Bank of America Posts 3Q Loss on Writedowns

NEW YORK — Bank of America Corp. posted its first quarterly loss of the year as greater consumer and commercial loan losses more than offset strong trading profits and a boost in revenue from its recent acquisition of Merrill Lynch & Co.

The bank posted a loss of $1 billion on increased revenues of $26.04 billion, which was less than the $27.7 billion that analysts surveyed by Thomson Reuters anticipated.

The bank swung to a loss in the third quarter in part from $2.6 billion in writedowns, although the bank's revenue soared by one-third on its acquisition of Merrill Lynch.

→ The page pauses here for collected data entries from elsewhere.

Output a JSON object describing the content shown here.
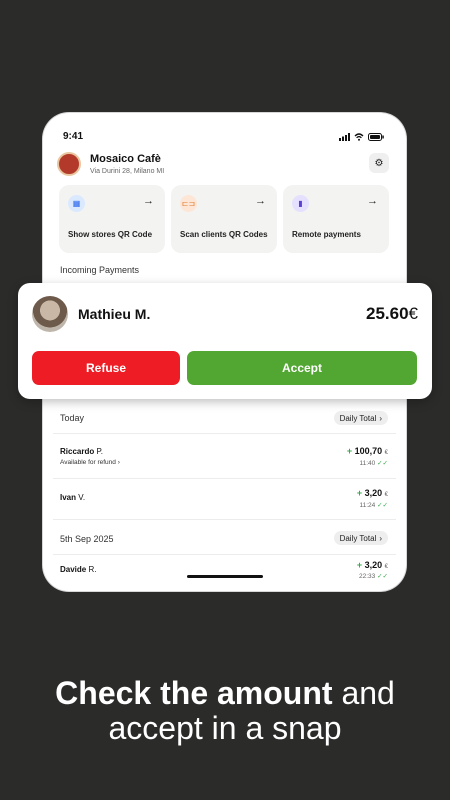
{
  "status": {
    "time": "9:41"
  },
  "store": {
    "name": "Mosaico Cafè",
    "address": "Via Durini 28, Milano MI"
  },
  "actions": [
    {
      "label": "Show stores QR Code",
      "icon": "qr-code-icon",
      "color": "#dbe9ff"
    },
    {
      "label": "Scan clients QR Codes",
      "icon": "scan-icon",
      "color": "#fde6d6"
    },
    {
      "label": "Remote payments",
      "icon": "phone-icon",
      "color": "#e6e0ff"
    }
  ],
  "incoming_label": "Incoming Payments",
  "payment_request": {
    "name": "Mathieu M.",
    "amount": "25.60",
    "currency": "€",
    "refuse_label": "Refuse",
    "accept_label": "Accept"
  },
  "sections": [
    {
      "title": "Today",
      "daily_label": "Daily Total",
      "transactions": [
        {
          "first": "Riccardo",
          "initial": "P.",
          "sub": "Available for refund",
          "amount": "100,70",
          "time": "11:40"
        },
        {
          "first": "Ivan",
          "initial": "V.",
          "sub": "",
          "amount": "3,20",
          "time": "11:24"
        }
      ]
    },
    {
      "title": "5th Sep 2025",
      "daily_label": "Daily Total",
      "transactions": [
        {
          "first": "Davide",
          "initial": "R.",
          "sub": "",
          "amount": "3,20",
          "time": "22:33"
        }
      ]
    }
  ],
  "caption": {
    "bold": "Check the amount",
    "rest1": " and",
    "line2": "accept in a snap"
  }
}
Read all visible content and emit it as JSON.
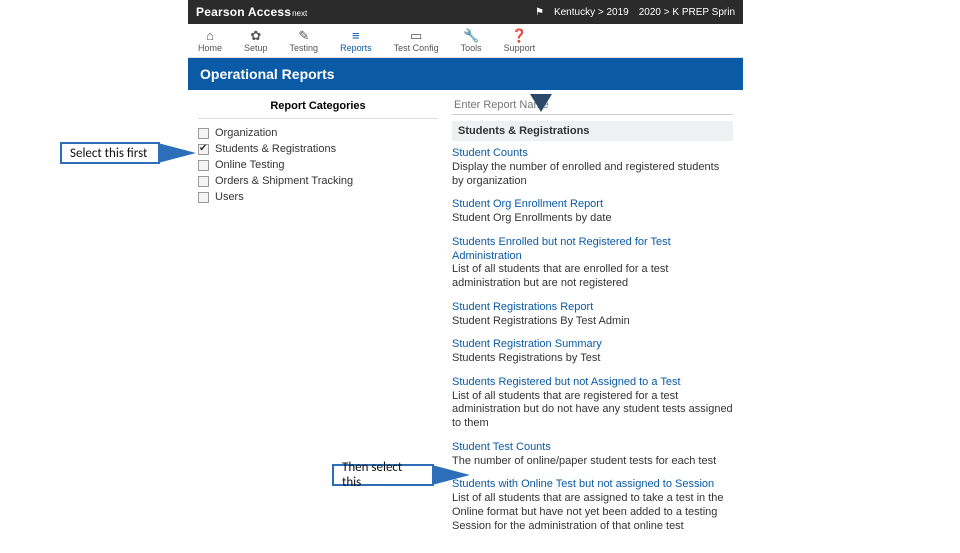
{
  "brand": {
    "main": "Pearson Access",
    "sup": "next"
  },
  "topright": {
    "region": "Kentucky > 2019",
    "program": "2020 > K PREP Sprin"
  },
  "nav": [
    {
      "label": "Home",
      "icon": "⌂"
    },
    {
      "label": "Setup",
      "icon": "✿"
    },
    {
      "label": "Testing",
      "icon": "✎"
    },
    {
      "label": "Reports",
      "icon": "≡",
      "active": true
    },
    {
      "label": "Test Config",
      "icon": "▭"
    },
    {
      "label": "Tools",
      "icon": "🔧"
    },
    {
      "label": "Support",
      "icon": "❓"
    }
  ],
  "banner": "Operational Reports",
  "cat_head": "Report Categories",
  "categories": [
    {
      "label": "Organization",
      "checked": false
    },
    {
      "label": "Students & Registrations",
      "checked": true
    },
    {
      "label": "Online Testing",
      "checked": false
    },
    {
      "label": "Orders & Shipment Tracking",
      "checked": false
    },
    {
      "label": "Users",
      "checked": false
    }
  ],
  "search_placeholder": "Enter Report Name",
  "section_head": "Students & Registrations",
  "reports": [
    {
      "title": "Student Counts",
      "desc": "Display the number of enrolled and registered students by organization"
    },
    {
      "title": "Student Org Enrollment Report",
      "desc": "Student Org Enrollments by date"
    },
    {
      "title": "Students Enrolled but not Registered for Test Administration",
      "desc": "List of all students that are enrolled for a test administration but are not registered"
    },
    {
      "title": "Student Registrations Report",
      "desc": "Student Registrations By Test Admin"
    },
    {
      "title": "Student Registration Summary",
      "desc": "Students Registrations by Test"
    },
    {
      "title": "Students Registered but not Assigned to a Test",
      "desc": "List of all students that are registered for a test administration but do not have any student tests assigned to them"
    },
    {
      "title": "Student Test Counts",
      "desc": "The number of online/paper student tests for each test"
    },
    {
      "title": "Students with Online Test but not assigned to Session",
      "desc": "List of all students that are assigned to take a test in the Online format but have not yet been added to a testing Session for the administration of that online test"
    }
  ],
  "callouts": {
    "first": "Select this first",
    "second": "Then select this"
  }
}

Shares were down 2.2% premarket at $17.71. After an historic low in March, the stock was up 29% for the year through Thursday.

Chief Executive Ken Lewis, who will exit the company in less than three months amid numerous government probes into himself and the bank, Friday noted a leveling off of late payments among credit-card customers.

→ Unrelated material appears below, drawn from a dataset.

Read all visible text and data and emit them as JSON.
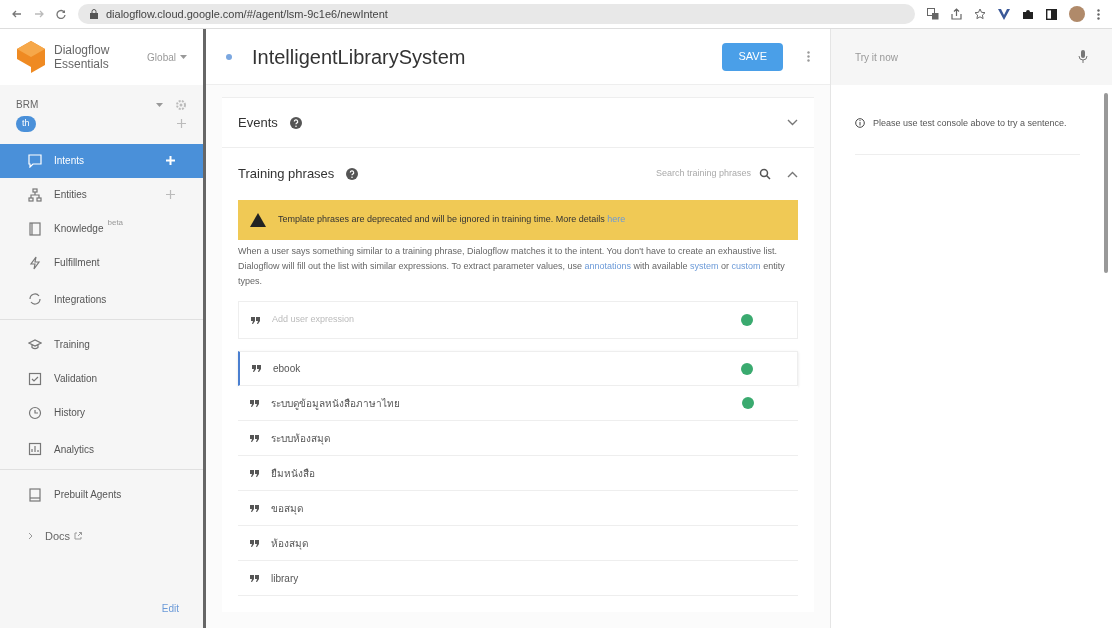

Bank of America is considered particularly vulnerable to high U.S. unemployment, which climbed to 9.8% last month, and the state of its gigantic portfolio of credit-card loans could be a bellwether for the industry at large. Its global-card-services loss widened significantly to $1.03 billion from $167 million a year ago.

Continued weakness in BofA's traditional retail and consumer lending businesses has been offset by newfound strength in investment banking, thanks largely to the controversial but beneficial takeover of Merrill Lynch.

Bank of America posted a loss of $1 billion, or 26 a share, compared with a year-earlier profit $1.18 billion, or 15 cents a share. The most recent period included about $2.6 billion in writedowns from improvement in credit spreads and a $402 million charge from a payment the U.S. government linked to pulling out of an asset-guarantee deal.

The company had 90% more shares outstanding because of heavy issuance of shares for the Merrill purchase and capital raises to offset rising losses from souring loans and bad assets.

Revenue increased 33% to $26.04 billion.

A survey of analysts by Thomson Reuters anticipated a 6-cent loss on revenue of $27.7 billion.

The bank's tangible common equity ratio, which measures how much of a bank's hard assets its common shareholders actually own, rose to 4.82% from 2.75% last year and 4.67% last quarter. Its Tier 1 capital ratio, a key measure of financial strength, was up to 12.46% from 7.55% last year and 11.93% last quarter.

Credit-loss provisions swelled 81%, while the net charge-off rate was up at 4.13% from 1.84% a year earlier and 3.64% in the second quarter. Total nonperforming assets rose to 3.72% from 1.45% in the prior year and 3.31% last quarter.